A gravidade do caso também se deve ao envolvimento direto da sociedade civil no conflito. A surpreendente capacidade de resistência diante do enorme poder militar russo tem sido motivada pela inventividade e autonomia com que os cidadãos-soldados reagiram, criando formas locais de contenção e resposta às tropas estrangeiras, depois adotadas pelos responsáveis militares. Isso em continuidade com a participação civil nas “revoluções coloridas” das últimas décadas.

Sair do impasse

A reação firme e prudente das Igrejas está ligada ao antigo problema da corrupção, do qual elas próprias não estão isentas, mas sobretudo ao preço que estão pagando na construção de um sentimento nacional de uma democracia plena.

A divisão interna entre as Igrejas ortodoxas, causada pela autocefalia concedida por Constantinopla e aceita apenas por parte das comunidades (metropolita Epifânio), agravou-se pela indefinição quanto à situação das comunidades ainda formalmente ligadas a Moscou (metropolita Onufrio), alvo de uma lei que exige um esclarecimento definitivo sobre o tema.

Contra elas, foram abertos, nesses três anos de guerra, 78 processos criminais, envolvendo 27 hierarcas (incluindo metropolitas e arcebispos).

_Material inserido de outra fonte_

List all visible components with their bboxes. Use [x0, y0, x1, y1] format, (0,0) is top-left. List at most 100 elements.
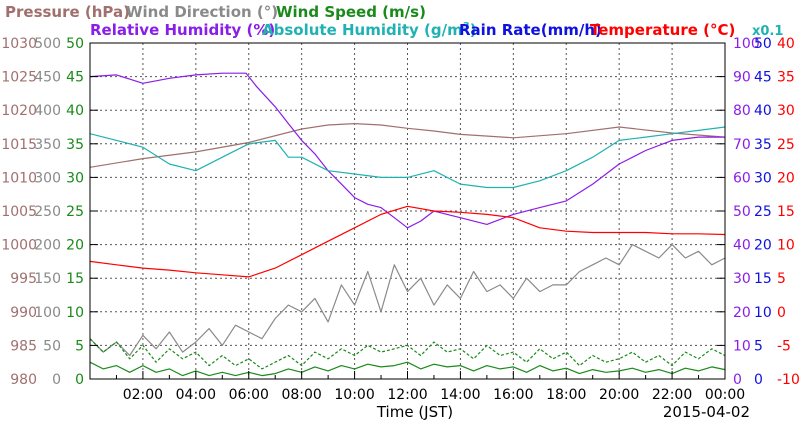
series-line-wind-direction — [89, 244, 726, 357]
y-tick-label-wind-direction: 0 — [52, 372, 61, 388]
y-tick-label-temperature: 30 — [777, 103, 795, 119]
y-tick-label-wind-direction: 500 — [34, 36, 61, 52]
y-tick-label-temperature: 20 — [777, 170, 795, 186]
y-tick-label-temperature: -5 — [777, 338, 791, 354]
y-tick-label-pressure: 1020 — [1, 103, 37, 119]
legend-entry: Pressure (hPa) — [5, 3, 130, 21]
y-tick-label-humidity: 20 — [733, 305, 751, 321]
tick-marks — [90, 76, 726, 379]
legend-entry: Rain Rate(mm/h) — [459, 21, 602, 39]
y-tick-label-wind-speed: 35 — [66, 137, 84, 153]
y-tick-label-temperature: -10 — [777, 372, 800, 388]
legend-entry: Relative Humidity (%) — [90, 21, 275, 39]
y-tick-label-humidity: 30 — [733, 271, 751, 287]
y-tick-label-wind-speed: 40 — [66, 103, 84, 119]
y-tick-label-pressure: 990 — [10, 305, 37, 321]
y-tick-label-rain-rate: 0 — [754, 372, 763, 388]
y-tick-label-rain-rate: 20 — [754, 238, 772, 254]
y-tick-label-pressure: 995 — [10, 271, 37, 287]
y-tick-label-wind-speed: 5 — [75, 338, 84, 354]
y-tick-label-wind-speed: 25 — [66, 204, 84, 220]
y-tick-label-pressure: 980 — [10, 372, 37, 388]
series-group — [89, 72, 726, 377]
x-tick-label: 10:00 — [334, 387, 374, 403]
y-tick-label-pressure: 1030 — [1, 36, 37, 52]
y-tick-label-humidity: 100 — [733, 36, 760, 52]
legend-entry: Absolute Humidity (g/m3) — [262, 21, 477, 39]
y-tick-label-rain-rate: 5 — [754, 338, 763, 354]
y-tick-label-pressure: 985 — [10, 338, 37, 354]
y-tick-label-temperature: 25 — [777, 137, 795, 153]
y-tick-label-rain-rate: 25 — [754, 204, 772, 220]
y-tick-label-temperature: 35 — [777, 70, 795, 86]
y-tick-label-temperature: 5 — [777, 271, 786, 287]
x-tick-label: 18:00 — [546, 387, 586, 403]
y-tick-label-wind-direction: 100 — [34, 305, 61, 321]
x-tick-label: 12:00 — [387, 387, 427, 403]
y-tick-label-rain-rate: 45 — [754, 70, 772, 86]
y-tick-label-wind-direction: 400 — [34, 103, 61, 119]
series-line-wind-speed — [89, 126, 726, 189]
y-tick-label-humidity: 90 — [733, 70, 751, 86]
y-tick-label-rain-rate: 35 — [754, 137, 772, 153]
y-tick-label-pressure: 1000 — [1, 238, 37, 254]
legend-entry: Temperature (°C) — [590, 21, 735, 39]
y-tick-label-wind-speed: 20 — [66, 238, 84, 254]
y-tick-label-temperature: 40 — [777, 36, 795, 52]
y-tick-label-wind-direction: 50 — [43, 338, 61, 354]
y-tick-label-humidity: 70 — [733, 137, 751, 153]
y-tick-label-humidity: 50 — [733, 204, 751, 220]
y-tick-label-pressure: 1015 — [1, 137, 37, 153]
x-tick-label: 08:00 — [281, 387, 321, 403]
series-line-wind-speed — [89, 338, 726, 370]
series-line-pressure — [89, 122, 726, 168]
legend-entry: Wind Speed (m/s) — [276, 3, 426, 21]
y-tick-label-wind-direction: 350 — [34, 137, 61, 153]
series-line-wind-speed — [89, 361, 726, 377]
y-tick-label-rain-rate: 40 — [754, 103, 772, 119]
x-tick-label: 16:00 — [493, 387, 533, 403]
x-tick-label: 00:00 — [705, 387, 745, 403]
x-tick-label: 02:00 — [123, 387, 163, 403]
y-tick-label-wind-speed: 30 — [66, 170, 84, 186]
x-tick-label: 22:00 — [652, 387, 692, 403]
x-tick-label: 06:00 — [229, 387, 269, 403]
grid — [90, 43, 725, 379]
x-axis-label: Time (JST) — [376, 403, 453, 421]
x-tick-label: 20:00 — [599, 387, 639, 403]
y-tick-label-pressure: 1010 — [1, 170, 37, 186]
legend: Pressure (hPa)Wind Direction (°)Wind Spe… — [5, 3, 783, 39]
y-tick-label-pressure: 1005 — [1, 204, 37, 220]
legend-entry: Wind Direction (°) — [126, 3, 278, 21]
y-tick-label-rain-rate: 10 — [754, 305, 772, 321]
y-tick-label-wind-direction: 450 — [34, 70, 61, 86]
y-tick-label-rain-rate: 50 — [754, 36, 772, 52]
y-tick-label-wind-speed: 10 — [66, 305, 84, 321]
y-tick-label-wind-speed: 50 — [66, 36, 84, 52]
y-tick-label-wind-direction: 150 — [34, 271, 61, 287]
series-line-temperature — [89, 205, 726, 278]
y-tick-label-temperature: 15 — [777, 204, 795, 220]
y-tick-label-wind-speed: 45 — [66, 70, 84, 86]
y-tick-label-humidity: 80 — [733, 103, 751, 119]
y-tick-label-rain-rate: 30 — [754, 170, 772, 186]
x-tick-label: 14:00 — [440, 387, 480, 403]
y-tick-label-humidity: 60 — [733, 170, 751, 186]
y-tick-label-temperature: 0 — [777, 305, 786, 321]
y-tick-label-wind-speed: 0 — [75, 372, 84, 388]
y-tick-label-wind-direction: 300 — [34, 170, 61, 186]
y-tick-label-humidity: 10 — [733, 338, 751, 354]
y-tick-label-pressure: 1025 — [1, 70, 37, 86]
y-tick-label-humidity: 40 — [733, 238, 751, 254]
y-tick-label-temperature: 10 — [777, 238, 795, 254]
legend-entry: x0.1 — [752, 24, 783, 39]
date-label: 2015-04-02 — [663, 403, 750, 421]
x-tick-label: 04:00 — [176, 387, 216, 403]
y-tick-label-wind-direction: 250 — [34, 204, 61, 220]
axis-labels: 02:00 04:00 06:00 08:00 10:00 12:00 14:00 16:00… — [1, 36, 800, 403]
series-line-humidity — [89, 72, 725, 229]
y-tick-label-humidity: 0 — [733, 372, 742, 388]
y-tick-label-wind-speed: 15 — [66, 271, 84, 287]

Quarenta já foram condenados, entre eles quatro arcebispos. Dezenove altos hierarcas foram privados da cidadania, incluindo o metropolita Onufrio. No total, as medidas disciplinares envolvem 208 pessoas. A pressão administrativa e legislativa tornou-se pesada. Há centenas de processos civis e administrativos em curso contra mosteiros, comunidades e indivíduos consagrados acusados de conivência com o inimigo russo.

Nesse contexto, surgem tentativas, discussões e hipóteses para superar o impasse atual.

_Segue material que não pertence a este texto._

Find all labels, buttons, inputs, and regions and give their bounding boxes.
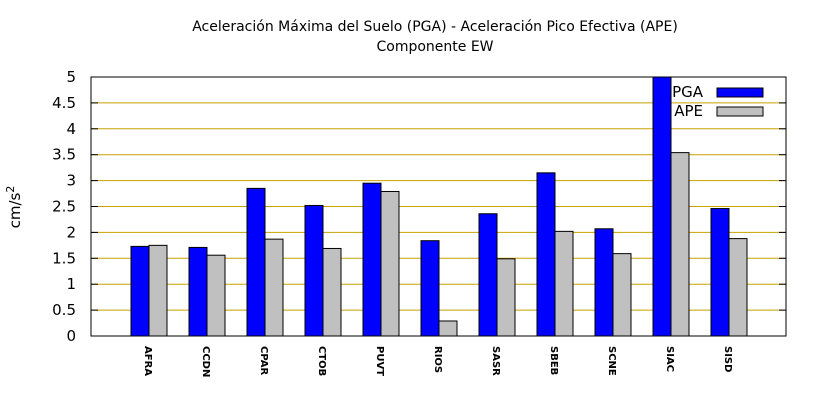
bar-ape-afra xyxy=(148,244,168,337)
x-tick-label: SISD xyxy=(722,346,733,372)
legend-label: PGA xyxy=(672,83,704,101)
bar-pga-ctob xyxy=(304,204,324,337)
bar-ape-puvt xyxy=(380,190,400,337)
y-tick-label: 4.5 xyxy=(52,94,76,112)
y-tick-label: 3.5 xyxy=(52,146,76,164)
bar-ape-ctob xyxy=(322,247,342,337)
y-axis-label: cm/s2 xyxy=(4,186,24,229)
bar-pga-scne xyxy=(594,228,614,337)
y-tick-label: 1.5 xyxy=(52,249,76,267)
y-axis-ticks: 0 0.5 1 1.5 2 2.5 3 3.5 4 4.5 5 xyxy=(52,68,786,345)
bar-ape-scne xyxy=(612,253,632,337)
y-tick-label: 2 xyxy=(66,223,76,241)
bar-pga-siac xyxy=(652,76,672,337)
x-tick-label: CTOB xyxy=(316,346,327,376)
bar-pga-ccdn xyxy=(188,246,208,337)
bar-ape-sbeb xyxy=(554,230,574,337)
x-tick-label: SCNE xyxy=(606,346,617,376)
y-tick-label: 2.5 xyxy=(52,198,76,216)
bar-ape-ccdn xyxy=(206,254,226,337)
y-tick-label: 3 xyxy=(66,172,76,190)
y-tick-label: 1 xyxy=(66,275,76,293)
y-tick-label: 4 xyxy=(66,120,76,138)
legend-swatch xyxy=(716,106,764,117)
legend-label: APE xyxy=(674,102,703,120)
bar-ape-sisd xyxy=(728,238,748,337)
bar-ape-rios xyxy=(438,320,458,337)
bar-pga-sisd xyxy=(710,208,730,337)
bars xyxy=(130,76,748,337)
y-tick-label: 0.5 xyxy=(52,301,76,319)
legend-swatch xyxy=(716,87,764,98)
bar-pga-afra xyxy=(130,245,150,337)
x-tick-label: AFRA xyxy=(142,346,153,376)
bar-ape-siac xyxy=(670,152,690,337)
bar-pga-sasr xyxy=(478,213,498,337)
x-tick-label: CPAR xyxy=(258,346,269,375)
bar-pga-rios xyxy=(420,240,440,337)
chart-subtitle: Componente EW xyxy=(376,39,493,55)
bar-ape-sasr xyxy=(496,258,516,337)
y-tick-label: 5 xyxy=(66,68,76,86)
y-tick-label: 0 xyxy=(66,327,76,345)
bar-ape-cpar xyxy=(264,238,284,337)
plot-frame xyxy=(90,76,787,337)
x-tick-label: SASR xyxy=(490,346,501,376)
x-tick-label: SIAC xyxy=(664,346,675,372)
x-axis-ticks: AFRA CCDN CPAR CTOB PUVT RIOS SASR SBEB SCNE SIAC… xyxy=(142,346,733,377)
x-tick-label: PUVT xyxy=(374,346,385,376)
bar-pga-sbeb xyxy=(536,172,556,337)
bar-pga-puvt xyxy=(362,182,382,337)
x-tick-label: RIOS xyxy=(432,346,443,373)
bar-pga-cpar xyxy=(246,187,266,337)
x-tick-label: CCDN xyxy=(200,346,211,377)
x-tick-label: SBEB xyxy=(548,346,559,375)
chart-title: Aceleración Máxima del Suelo (PGA) - Ace… xyxy=(192,19,678,35)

Registro duas. A primeira vem do teólogo Paul Pavel Liberman, que escreveu sobre isso no Orthodox Times (4 de novembro). Para evitar que a política determine o futuro das Igrejas ucranianas e sem violar as disposições do tomo de autocefalia já concedido, Liberman propõe um exarcado “temporário” para acolher aquela parte da Igreja “pró-Rússia” que deseja cortar definitivamente os laços com Moscou, mas que, por razões canônicas e teológicas, se recusa a unir-se à Igreja liderada por Epifânio.

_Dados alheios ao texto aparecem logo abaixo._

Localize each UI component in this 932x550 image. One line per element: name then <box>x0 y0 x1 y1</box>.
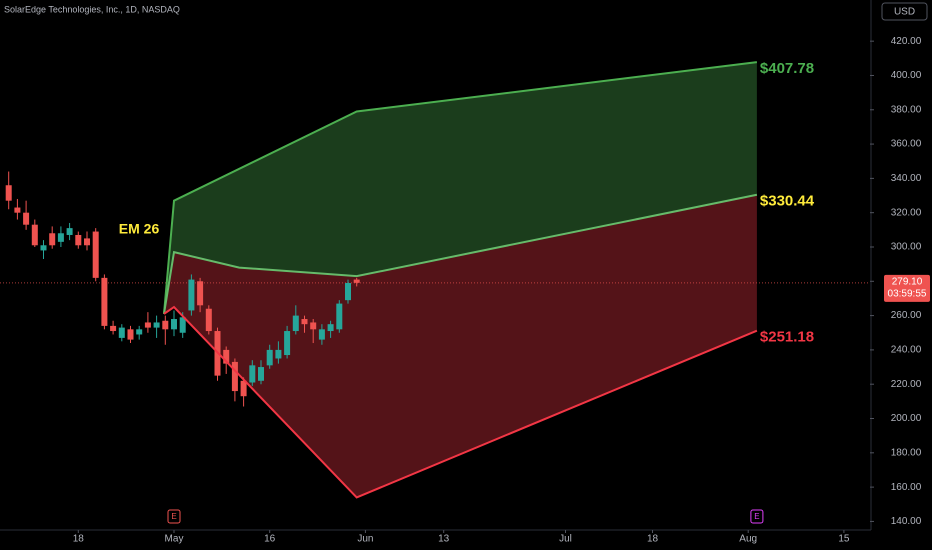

O exarcado deveria ser acolhido pelo patriarca de Constantinopla em razão da economia pastoral e para evitar que Moscou ou o governo ucraniano conduzam o conflito eclesial. Ele constituiria um espaço de transição para aqueles dispostos a sair voluntariamente do Patriarcado de Moscou, aqueles que estão prontos para rever definitivamente seus vínculos com Moscou, mas que, por razões pessoais ou históricas, não podem reconhecer a autoridade do metropolita Epifânio.

Menos explícita, mas não contraditória, é a posição do arcebispo Silvestre (Stojčev) de Belgorod, reitor da academia de Kiev e vigário da metrópole da capital. Em um podcast publicado em 18 de setembro, o bispo, pertencente à Igreja não autocefala, defende a possibilidade de um reconhecimento pleno de autocefalia para a Igreja de Onufrio, a ser obtido mediante diálogo com Moscou e Constantinopla. Partindo das decisões radicais aprovadas pelo Concílio de Feofaniya (Kiev), celebrado em 27 de maio de 2022, o prelado considera que, após a “venda” da Igreja russa em favor de Putin, não há outro caminho senão avançar em direção à plena autonomia.

A posição desencadeou um tumulto e fez emergir aquela parte da Igreja de Onufrio que ainda está alinhada com Cirilo de Moscou, que denuncia perseguição e considera intolerável dialogar com quem apoia o cisma provocado por Bartolomeu de Constantinopla. Uma postura que, na prática, considera o Concílio irrelevante e deslegitima a condenação explícita de Onufrio à agressão russa. Além disso, ela justifica indiretamente a recente lei e as decisões canonicamente incorretas tomadas pelo Sínodo de Moscou sobre as dioceses dos territórios ocupados, contradizendo a prática de Igrejas próximas, como as polonesa, sérvia, búlgara e georgiana, que, embora não aceitem a autocefalia de Epifânio, continuam em plena comunhão com Constantinopla.